Smettete di lasciare che il vostro spazio esterno vada sprecato in inverno. È davvero frustrante vedere un bellissimo ambiente per mangiare all’aperto completamente vuoto, solo perché la temperatura è scesa. Avete lo spazio e l’atmosfera ideale, ma nessuno vuole passare il tempo a tremare mentre mangia. Ecco dove entrano in gioco i nostri riscaldatori a infrarossi IP66. Il segreto è che questi dispositivi non cercano di riscaldare l’aria: sarebbe uno sforzo inutile. Invece, trasmettono calore direttamente ai clienti. È come trovarsi sotto i raggi del sole in una giornata serena. E la cosa migliore? Il vento non può portare via quel calore.
Perché la classificazione “IP66” è importante Se avete mai visto un riscaldatore economico che smette di funzionare dopo una pioggia abbondante o dopo una pulizia approfondita, capirete perché diamo tanta importanza alla classificazione IP66. In pratica, significa che i dispositivi sono ben sigillati contro la polvere e possono resistere a getti d’acqua ad alta pressione. Con la neve, la pioggia e i dipendenti che utilizzano lavatrici ad alta pressione per pulire i pavimenti, i dispositivi vengono messi a dura prova. Noi utilizziamo guarnizioni resistenti e leghe che non arrugginiscono, così non dovete sostituire i dispositivi ogni stagione.

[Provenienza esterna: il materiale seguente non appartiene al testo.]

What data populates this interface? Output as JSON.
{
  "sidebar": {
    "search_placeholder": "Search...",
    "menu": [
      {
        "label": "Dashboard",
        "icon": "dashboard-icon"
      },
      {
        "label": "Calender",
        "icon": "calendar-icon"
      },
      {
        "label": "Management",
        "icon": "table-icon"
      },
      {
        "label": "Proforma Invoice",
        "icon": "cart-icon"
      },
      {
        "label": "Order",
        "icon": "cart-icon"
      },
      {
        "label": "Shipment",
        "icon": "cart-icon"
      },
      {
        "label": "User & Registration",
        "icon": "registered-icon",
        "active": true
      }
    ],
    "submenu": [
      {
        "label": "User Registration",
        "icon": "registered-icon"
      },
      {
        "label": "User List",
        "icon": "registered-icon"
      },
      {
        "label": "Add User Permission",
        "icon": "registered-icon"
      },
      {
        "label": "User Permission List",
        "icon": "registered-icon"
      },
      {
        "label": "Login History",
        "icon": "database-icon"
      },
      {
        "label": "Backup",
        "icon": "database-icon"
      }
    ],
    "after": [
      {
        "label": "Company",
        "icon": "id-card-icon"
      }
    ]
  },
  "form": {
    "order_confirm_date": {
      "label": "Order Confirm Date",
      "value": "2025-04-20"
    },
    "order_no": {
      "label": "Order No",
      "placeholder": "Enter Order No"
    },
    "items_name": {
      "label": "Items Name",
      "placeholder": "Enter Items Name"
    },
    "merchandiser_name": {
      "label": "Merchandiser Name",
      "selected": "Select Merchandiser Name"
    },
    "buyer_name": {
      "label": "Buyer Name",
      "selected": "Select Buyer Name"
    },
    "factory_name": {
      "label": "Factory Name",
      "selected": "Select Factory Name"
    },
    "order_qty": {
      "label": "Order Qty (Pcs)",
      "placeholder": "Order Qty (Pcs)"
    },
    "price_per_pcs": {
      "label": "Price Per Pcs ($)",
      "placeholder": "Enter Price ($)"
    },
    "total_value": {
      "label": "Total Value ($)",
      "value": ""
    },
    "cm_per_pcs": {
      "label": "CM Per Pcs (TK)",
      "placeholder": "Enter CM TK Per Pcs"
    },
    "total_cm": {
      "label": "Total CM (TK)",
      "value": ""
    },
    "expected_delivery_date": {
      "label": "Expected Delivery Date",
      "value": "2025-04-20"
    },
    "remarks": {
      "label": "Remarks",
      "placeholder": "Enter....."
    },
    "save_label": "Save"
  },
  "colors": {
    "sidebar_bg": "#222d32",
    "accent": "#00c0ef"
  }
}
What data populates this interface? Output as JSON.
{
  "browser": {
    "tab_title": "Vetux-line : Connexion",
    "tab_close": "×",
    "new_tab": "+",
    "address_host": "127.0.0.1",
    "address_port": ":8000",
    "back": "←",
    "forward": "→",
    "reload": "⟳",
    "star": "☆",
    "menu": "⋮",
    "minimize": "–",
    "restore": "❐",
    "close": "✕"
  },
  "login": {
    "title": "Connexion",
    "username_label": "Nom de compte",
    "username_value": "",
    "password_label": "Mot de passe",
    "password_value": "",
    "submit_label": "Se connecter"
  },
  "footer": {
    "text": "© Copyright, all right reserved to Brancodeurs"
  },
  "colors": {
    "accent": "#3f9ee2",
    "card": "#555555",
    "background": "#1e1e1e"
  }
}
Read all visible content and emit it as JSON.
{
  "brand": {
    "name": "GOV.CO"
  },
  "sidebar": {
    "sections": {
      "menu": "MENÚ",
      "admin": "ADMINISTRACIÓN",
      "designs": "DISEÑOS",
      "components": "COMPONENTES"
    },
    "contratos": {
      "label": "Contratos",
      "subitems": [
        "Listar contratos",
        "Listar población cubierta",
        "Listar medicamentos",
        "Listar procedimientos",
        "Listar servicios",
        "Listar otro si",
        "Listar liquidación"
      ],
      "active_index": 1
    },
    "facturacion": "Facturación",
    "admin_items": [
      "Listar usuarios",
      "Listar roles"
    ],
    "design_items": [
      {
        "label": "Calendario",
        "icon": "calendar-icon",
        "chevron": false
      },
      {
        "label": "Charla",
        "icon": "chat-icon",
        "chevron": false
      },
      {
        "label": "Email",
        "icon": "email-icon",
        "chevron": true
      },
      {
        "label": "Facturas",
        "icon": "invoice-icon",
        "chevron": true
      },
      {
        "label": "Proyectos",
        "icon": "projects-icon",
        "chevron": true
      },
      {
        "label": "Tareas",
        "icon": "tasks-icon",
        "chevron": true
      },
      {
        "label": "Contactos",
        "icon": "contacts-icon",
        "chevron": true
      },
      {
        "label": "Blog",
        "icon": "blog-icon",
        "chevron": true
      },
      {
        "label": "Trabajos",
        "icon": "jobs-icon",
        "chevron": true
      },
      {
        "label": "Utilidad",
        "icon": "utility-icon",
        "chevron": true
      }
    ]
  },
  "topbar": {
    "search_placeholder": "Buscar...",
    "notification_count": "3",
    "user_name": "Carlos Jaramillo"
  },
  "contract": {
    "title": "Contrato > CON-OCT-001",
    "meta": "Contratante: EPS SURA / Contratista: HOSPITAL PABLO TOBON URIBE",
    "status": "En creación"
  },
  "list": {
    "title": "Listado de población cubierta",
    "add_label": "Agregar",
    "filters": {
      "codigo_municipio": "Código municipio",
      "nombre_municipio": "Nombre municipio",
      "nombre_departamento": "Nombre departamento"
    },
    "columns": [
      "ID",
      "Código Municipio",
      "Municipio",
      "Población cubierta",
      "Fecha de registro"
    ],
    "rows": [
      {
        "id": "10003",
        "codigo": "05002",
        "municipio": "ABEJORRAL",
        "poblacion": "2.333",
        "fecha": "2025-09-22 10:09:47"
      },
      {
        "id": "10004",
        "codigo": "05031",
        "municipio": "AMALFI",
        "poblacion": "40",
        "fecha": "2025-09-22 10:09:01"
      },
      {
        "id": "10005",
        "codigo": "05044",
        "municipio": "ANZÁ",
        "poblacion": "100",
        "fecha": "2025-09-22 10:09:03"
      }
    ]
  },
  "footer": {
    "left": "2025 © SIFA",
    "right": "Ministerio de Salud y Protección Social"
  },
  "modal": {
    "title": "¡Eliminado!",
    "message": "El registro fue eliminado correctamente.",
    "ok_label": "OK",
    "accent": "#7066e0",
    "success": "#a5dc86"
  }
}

La magia dei raggi infrarossi a breve lunghezza d’onda Forse siete abituati a quei riscaldatori a gas che spingono aria calda intorno. Il problema è che quell’aria si disperde facilmente. Con un semplice soffio di vento, i clienti tornano a sentire freddo. Noi utilizziamo invece i raggi infrarossi a breve lunghezza d’onda. Questi raggi penetrano più in profondità nei vestiti e nella pelle. È un effetto immediato: basta premere l’interruttore e le persone sentono subito il calore. Quando i clienti sono al caldo, non hanno fretta di finire il pasto. Restano per bere qualcos’altro o ordinare il dessert.
Come massimizzare i vantaggi economici In definitiva, si tratta di far sì che questo sistema funzioni al meglio per voi, 365 giorni all’anno. Ma non basta semplicemente installare questi dispositivi sul soffitto sperando nel meglio. Se sono troppo alti, si spreca elettricità; se sono troppo bassi, i clienti sentiranno caldo come se fossero sotto una lampada riscaldata. Di solito consigliamo di posizionarli in modo strategico, in modo che il calore sia distribuito uniformemente e non ci siano zone fredde intorno ai tavoli.

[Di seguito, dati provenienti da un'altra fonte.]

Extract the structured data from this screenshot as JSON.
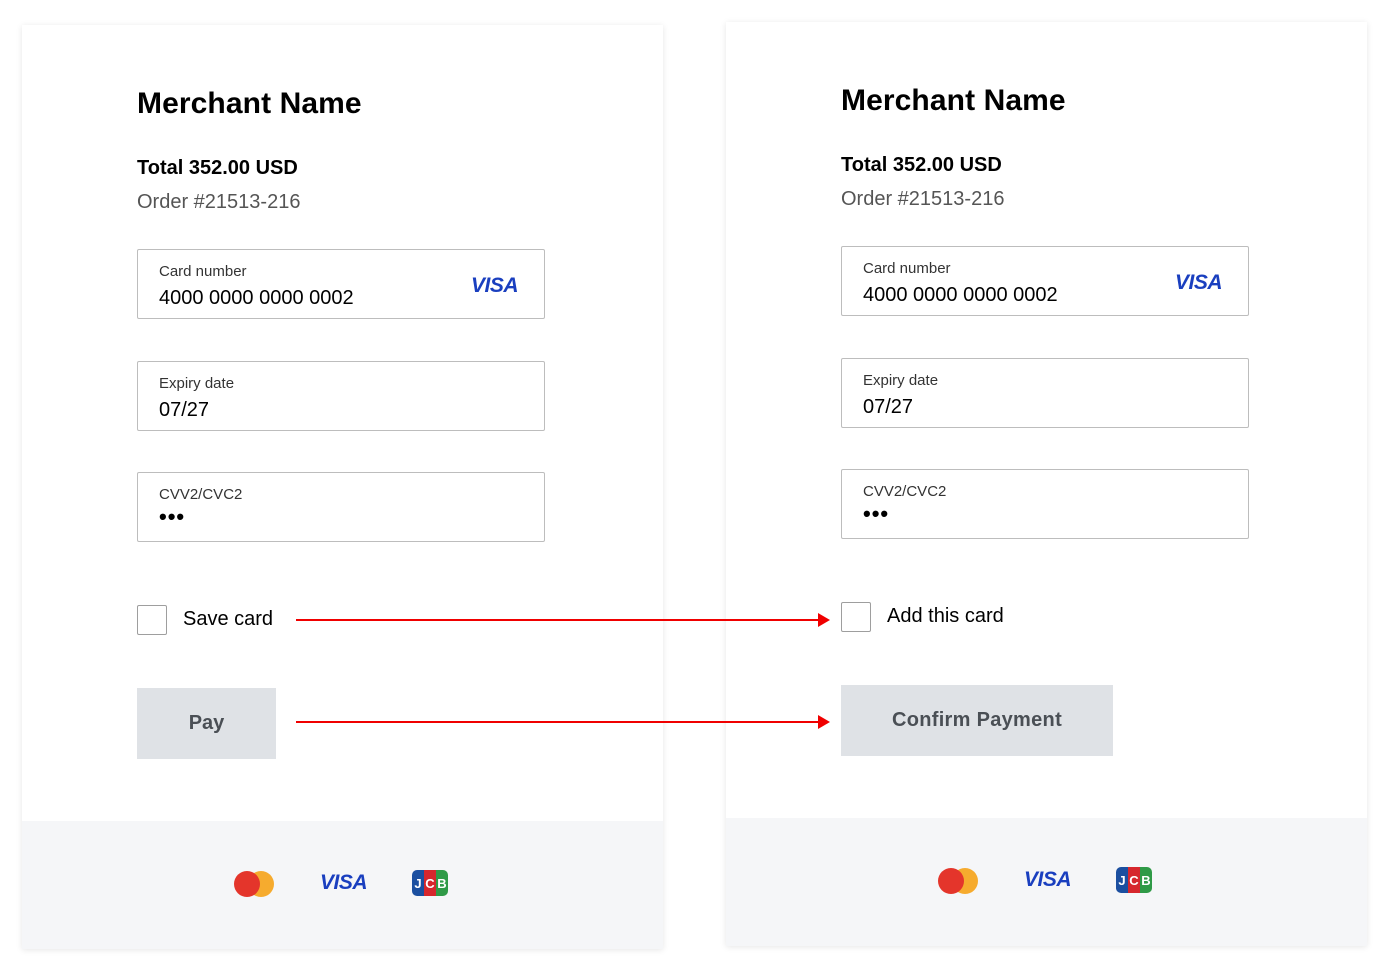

Un’avvertenza importante: questi dispositivi richiedono una certa quantità di energia. Prima di collegarli, chiedete al vostro elettricista di controllare la capacità del quadro elettrico. Non vorrete certo far saltare l’interruttore principale proprio nel bel mezzo di un venerdì sera pieno di clienti. Questo sarebbe davvero un incubo.